Já o modelo económico estima o valor dos dados considerando o impacto económico e social, bem como a influência em políticas e regulamentações. O estudo ‘The Economic Value of Earth Observation From Space’ estimou que os dados geoespaciais de satélites geram cerca de três mil milhões de dólares em benefícios económicos, sociais e ambientais para a Austrália uma vez que impactam actividades como a monitorização meteorológica, a saúde dos oceanos, a perfuração de petróleo, a agricultura ou a gestão de desastres naturais. Por último, João Anastácio fala do modelo dimensional que analisa dados com base em atributos como volume, variedade e qualidade, além do contexto de uso, orientando decisões sobre a aquisição e priorização de conjuntos de dados. «Estes modelos, ou uma combinação deles, poderão servir como base para as futuras directrizes contabilísticas sobre a valorização dos dados».

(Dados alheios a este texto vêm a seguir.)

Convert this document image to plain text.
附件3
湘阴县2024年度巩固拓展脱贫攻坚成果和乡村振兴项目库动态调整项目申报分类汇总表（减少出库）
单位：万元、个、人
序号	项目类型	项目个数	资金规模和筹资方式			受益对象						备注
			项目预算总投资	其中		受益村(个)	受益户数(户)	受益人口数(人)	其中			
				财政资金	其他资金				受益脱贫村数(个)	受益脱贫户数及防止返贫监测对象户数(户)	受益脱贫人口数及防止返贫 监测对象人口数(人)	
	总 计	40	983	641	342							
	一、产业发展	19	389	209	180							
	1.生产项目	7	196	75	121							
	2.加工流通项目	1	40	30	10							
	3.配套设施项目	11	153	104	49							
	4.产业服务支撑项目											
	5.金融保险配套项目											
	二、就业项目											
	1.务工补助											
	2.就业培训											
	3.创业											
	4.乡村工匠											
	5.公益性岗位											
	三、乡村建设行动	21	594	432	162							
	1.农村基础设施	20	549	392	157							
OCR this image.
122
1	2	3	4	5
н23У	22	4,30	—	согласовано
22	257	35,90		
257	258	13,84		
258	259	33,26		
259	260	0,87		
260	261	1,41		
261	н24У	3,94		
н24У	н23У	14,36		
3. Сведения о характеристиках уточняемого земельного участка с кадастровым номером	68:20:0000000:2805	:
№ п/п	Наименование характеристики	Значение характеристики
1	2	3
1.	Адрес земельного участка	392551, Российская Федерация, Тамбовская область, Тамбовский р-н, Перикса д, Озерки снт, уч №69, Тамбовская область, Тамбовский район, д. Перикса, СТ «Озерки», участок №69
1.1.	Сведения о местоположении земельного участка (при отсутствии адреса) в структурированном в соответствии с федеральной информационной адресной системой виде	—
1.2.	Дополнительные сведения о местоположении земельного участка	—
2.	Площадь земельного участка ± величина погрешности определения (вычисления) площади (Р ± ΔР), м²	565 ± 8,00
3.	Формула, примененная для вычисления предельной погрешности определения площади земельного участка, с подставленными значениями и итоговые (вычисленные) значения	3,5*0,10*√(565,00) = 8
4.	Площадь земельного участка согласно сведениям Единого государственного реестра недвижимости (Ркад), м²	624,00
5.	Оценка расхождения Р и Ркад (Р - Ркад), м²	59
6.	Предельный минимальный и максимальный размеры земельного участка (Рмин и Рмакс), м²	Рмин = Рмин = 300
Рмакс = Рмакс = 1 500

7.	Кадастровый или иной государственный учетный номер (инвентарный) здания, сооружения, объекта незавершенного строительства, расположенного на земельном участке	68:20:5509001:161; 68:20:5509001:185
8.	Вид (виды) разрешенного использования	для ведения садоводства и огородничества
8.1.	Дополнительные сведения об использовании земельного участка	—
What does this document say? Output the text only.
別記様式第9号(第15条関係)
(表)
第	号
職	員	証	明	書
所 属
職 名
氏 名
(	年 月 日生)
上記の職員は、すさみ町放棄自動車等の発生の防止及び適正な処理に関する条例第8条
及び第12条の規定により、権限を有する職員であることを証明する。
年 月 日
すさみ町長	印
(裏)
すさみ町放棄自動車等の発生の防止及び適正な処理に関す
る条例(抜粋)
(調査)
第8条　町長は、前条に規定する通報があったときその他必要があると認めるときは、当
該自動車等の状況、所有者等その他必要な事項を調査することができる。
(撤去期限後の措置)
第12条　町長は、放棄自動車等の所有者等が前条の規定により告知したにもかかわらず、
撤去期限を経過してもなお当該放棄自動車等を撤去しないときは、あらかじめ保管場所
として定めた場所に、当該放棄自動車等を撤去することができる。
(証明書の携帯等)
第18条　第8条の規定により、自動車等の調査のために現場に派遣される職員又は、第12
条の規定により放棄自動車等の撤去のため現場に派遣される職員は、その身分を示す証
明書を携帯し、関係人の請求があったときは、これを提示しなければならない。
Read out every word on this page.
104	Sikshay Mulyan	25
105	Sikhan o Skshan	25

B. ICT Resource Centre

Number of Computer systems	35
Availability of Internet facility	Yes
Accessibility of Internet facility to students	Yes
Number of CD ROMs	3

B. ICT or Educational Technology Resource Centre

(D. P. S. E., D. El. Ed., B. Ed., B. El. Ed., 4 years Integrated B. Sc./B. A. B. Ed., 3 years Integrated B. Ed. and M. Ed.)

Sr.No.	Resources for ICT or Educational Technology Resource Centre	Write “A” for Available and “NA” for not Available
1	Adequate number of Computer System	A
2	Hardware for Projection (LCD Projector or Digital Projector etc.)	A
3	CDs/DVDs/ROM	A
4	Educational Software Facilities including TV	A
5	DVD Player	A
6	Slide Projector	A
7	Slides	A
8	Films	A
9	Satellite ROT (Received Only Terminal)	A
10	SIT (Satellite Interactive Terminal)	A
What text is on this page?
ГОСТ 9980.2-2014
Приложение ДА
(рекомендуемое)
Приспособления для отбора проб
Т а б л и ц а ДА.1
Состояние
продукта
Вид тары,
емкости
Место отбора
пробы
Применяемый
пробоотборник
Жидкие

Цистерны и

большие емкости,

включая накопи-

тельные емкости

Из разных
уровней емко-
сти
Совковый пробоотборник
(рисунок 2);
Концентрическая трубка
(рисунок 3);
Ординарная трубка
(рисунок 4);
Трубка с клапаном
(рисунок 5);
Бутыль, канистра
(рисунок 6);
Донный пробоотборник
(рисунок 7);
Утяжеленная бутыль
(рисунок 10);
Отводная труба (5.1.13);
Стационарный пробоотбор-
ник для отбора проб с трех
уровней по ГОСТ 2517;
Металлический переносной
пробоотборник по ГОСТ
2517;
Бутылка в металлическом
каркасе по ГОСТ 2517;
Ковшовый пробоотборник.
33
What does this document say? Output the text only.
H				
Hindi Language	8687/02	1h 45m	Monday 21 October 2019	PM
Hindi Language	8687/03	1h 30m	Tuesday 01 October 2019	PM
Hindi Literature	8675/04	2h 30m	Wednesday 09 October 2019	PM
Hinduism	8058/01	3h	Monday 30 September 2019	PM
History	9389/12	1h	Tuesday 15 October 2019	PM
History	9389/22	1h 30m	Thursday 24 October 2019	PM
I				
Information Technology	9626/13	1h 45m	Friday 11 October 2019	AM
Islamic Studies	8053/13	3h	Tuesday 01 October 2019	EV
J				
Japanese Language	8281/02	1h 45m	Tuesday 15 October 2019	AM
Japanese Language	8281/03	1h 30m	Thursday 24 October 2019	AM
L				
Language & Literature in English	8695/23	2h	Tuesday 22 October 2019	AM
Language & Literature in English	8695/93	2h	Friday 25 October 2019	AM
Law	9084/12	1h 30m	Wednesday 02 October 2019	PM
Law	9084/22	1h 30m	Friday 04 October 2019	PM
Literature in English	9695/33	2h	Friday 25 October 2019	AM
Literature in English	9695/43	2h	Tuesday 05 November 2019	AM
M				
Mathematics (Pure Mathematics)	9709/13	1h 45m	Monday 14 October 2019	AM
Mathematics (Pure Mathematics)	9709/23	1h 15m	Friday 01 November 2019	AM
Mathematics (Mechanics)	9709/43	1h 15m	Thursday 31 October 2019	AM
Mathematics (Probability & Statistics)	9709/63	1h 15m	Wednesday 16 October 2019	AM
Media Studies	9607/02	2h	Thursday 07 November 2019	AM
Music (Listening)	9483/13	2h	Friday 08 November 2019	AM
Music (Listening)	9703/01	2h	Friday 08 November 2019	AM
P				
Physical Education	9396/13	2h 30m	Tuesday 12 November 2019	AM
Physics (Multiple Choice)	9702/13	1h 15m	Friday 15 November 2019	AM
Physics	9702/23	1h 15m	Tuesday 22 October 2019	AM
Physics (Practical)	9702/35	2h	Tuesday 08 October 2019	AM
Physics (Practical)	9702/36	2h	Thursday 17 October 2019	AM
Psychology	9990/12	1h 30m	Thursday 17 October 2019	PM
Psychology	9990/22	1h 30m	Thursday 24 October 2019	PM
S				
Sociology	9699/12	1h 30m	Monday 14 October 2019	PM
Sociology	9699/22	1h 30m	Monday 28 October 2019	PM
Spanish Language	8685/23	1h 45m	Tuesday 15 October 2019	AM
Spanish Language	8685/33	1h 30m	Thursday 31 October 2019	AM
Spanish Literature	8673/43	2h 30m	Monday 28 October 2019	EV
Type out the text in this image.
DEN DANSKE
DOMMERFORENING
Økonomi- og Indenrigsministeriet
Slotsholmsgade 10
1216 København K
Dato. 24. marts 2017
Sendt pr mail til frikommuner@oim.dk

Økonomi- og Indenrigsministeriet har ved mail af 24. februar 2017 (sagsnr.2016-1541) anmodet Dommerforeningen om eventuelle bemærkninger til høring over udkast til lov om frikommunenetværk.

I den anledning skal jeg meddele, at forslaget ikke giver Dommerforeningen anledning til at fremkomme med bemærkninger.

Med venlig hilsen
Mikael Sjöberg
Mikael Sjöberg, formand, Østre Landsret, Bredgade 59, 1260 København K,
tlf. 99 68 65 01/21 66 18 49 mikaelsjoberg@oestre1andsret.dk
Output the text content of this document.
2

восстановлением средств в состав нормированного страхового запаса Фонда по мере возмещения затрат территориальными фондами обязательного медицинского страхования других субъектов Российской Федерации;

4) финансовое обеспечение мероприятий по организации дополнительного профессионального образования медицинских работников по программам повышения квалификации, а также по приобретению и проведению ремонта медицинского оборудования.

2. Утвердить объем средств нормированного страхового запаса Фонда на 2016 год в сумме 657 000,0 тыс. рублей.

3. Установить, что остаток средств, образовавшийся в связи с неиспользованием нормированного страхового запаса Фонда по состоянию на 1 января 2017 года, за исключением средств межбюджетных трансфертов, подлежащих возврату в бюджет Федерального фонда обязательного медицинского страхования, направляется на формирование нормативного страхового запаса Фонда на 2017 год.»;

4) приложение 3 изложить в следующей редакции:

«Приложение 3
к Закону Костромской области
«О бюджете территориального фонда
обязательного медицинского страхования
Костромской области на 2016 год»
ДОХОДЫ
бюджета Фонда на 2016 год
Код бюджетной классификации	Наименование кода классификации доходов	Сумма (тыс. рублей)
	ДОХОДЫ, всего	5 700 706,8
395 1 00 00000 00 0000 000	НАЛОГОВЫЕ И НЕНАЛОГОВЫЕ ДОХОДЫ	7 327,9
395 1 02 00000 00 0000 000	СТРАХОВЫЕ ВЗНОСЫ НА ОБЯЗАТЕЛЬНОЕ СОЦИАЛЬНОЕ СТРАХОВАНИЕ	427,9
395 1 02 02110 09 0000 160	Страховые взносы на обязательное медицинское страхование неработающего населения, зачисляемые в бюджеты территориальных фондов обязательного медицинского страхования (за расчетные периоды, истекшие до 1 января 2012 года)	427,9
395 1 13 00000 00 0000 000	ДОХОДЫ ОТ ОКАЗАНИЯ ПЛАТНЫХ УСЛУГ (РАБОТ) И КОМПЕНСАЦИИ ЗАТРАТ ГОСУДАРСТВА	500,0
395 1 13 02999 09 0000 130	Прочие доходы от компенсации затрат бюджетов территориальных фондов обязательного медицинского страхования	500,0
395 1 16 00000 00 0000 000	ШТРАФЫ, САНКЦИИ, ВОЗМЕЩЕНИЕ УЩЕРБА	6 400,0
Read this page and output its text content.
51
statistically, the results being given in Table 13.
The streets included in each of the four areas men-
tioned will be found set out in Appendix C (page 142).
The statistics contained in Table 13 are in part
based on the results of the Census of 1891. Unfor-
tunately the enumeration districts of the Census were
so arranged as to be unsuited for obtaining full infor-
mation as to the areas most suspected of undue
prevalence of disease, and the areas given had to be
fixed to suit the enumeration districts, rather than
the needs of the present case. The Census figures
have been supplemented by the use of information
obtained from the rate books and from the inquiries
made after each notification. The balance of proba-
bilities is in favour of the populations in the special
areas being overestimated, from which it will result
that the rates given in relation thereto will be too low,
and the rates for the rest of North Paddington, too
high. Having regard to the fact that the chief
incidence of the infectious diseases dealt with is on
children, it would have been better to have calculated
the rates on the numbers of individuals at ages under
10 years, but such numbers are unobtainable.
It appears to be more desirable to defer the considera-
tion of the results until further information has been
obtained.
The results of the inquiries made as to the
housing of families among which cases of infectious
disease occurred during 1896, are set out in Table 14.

Com esta evolução das normas contabilísticas, será também mais fácil para as seguradoras reconhecerem os dados como propriedade, e esta conjugação de factores trará, no entender deste especialista, mudanças significativas. «A inclusão dos dados como activos nas normas contabilísticas permitirá um reconhecimento mais preciso da posição financeira das empresas, promovendo maior realismo e exactidão que, por sua vez, impactarão positivamente a saúde dos mercados financeiros. Haverá uma diminuição da exposição financeira a incidentes de dados, graças a uma maior protecção oferecida pelas seguradoras, além de uma capacidade ampliada para cumprir as exigências regulatórias e atrair melhores oportunidades de investimento e condições de financiamento». João Anastácio relembra ainda que as empresas passarão a ser vistas como mais valiosas e representando menor risco por parte de investidores e credores: «Além disso, o reconhecimento do valor dos dados permitirá que as organizações tomem decisões mais informadas sobre a gestão e alocação de recursos, ajustando o investimento ao real valor dos dados que possuem ou pretendem adquirir, aprimorando as suas estratégias e operações».
Todas estas modificações irão, no seu entender, impulsionar ainda mais a economia digital e a transformação dos negócios por meio da inovação, aproximando-nos cada vez mais da ideia de que «os dados são o novo petróleo das organizações».